I work across my team to review alerts and timeouts leading up to the day. We try to guarantee any necessary fallback/redundancy in our architecture as a Plan B. This contingency plan can be a real lifesaver during a peak day. We conduct fire drills on the platform, execute load tests, look for weaknesses, and create reports for the different microservices with massive help from New Relic. 

We also create data in New Relic to monitor our resilience. We can tell when a service is degraded or unavailable, and when circuit breakers are opened/closed. What’s even better is that we can monitor the offload we create on other services, and if we need to switch off features in order to preserve the best possible user experience. 

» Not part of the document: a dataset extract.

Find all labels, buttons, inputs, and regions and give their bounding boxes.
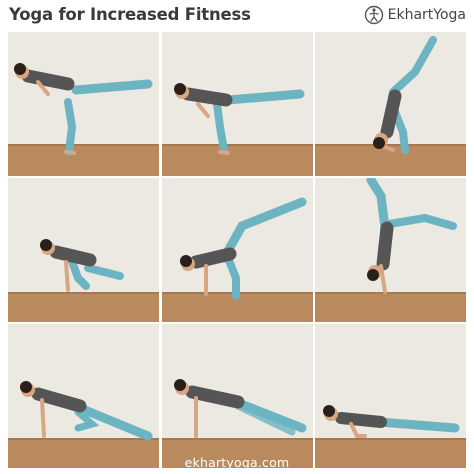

We also implement code freezes to stabilize the platform as much as possible. It gives my team a clear view and a replication of the platform on high traffic days so we can quickly anticipate and troubleshoot issues before they impact users. 

Two models stand in neutral-coloured luxury clothes in a desert landscape.

One clear view

Good dashboards and one clear view of our platform are invaluable tools, both for my engineering team and the different stakeholders we report back to. We did a lot of work over the last 24 months to make that possible.

We built an observability map—programmability platform—to zoom into different data center performances, which gives us a perfect bird’s eye view. We also created satellite dashboards so that my team has clear actionable insights to monitor our microservices and our users' browsers on Black Friday. Dashboards also allow our main stakeholders to see how our site dealt with periods of high traffic, high revenue, and high risk—like Black Friday.

Observability and New Relic are embedded in farfetch.com and how we manage our platform. It allows us to follow important signals, such as response time and error rate, and gives all of us a birds-eye view of what’s going on across multiple microservices and key markets. 

New Relic is a tool that my engineering team uses every day. Not just on Singles’ Day, Black Friday, and Cyber Monday.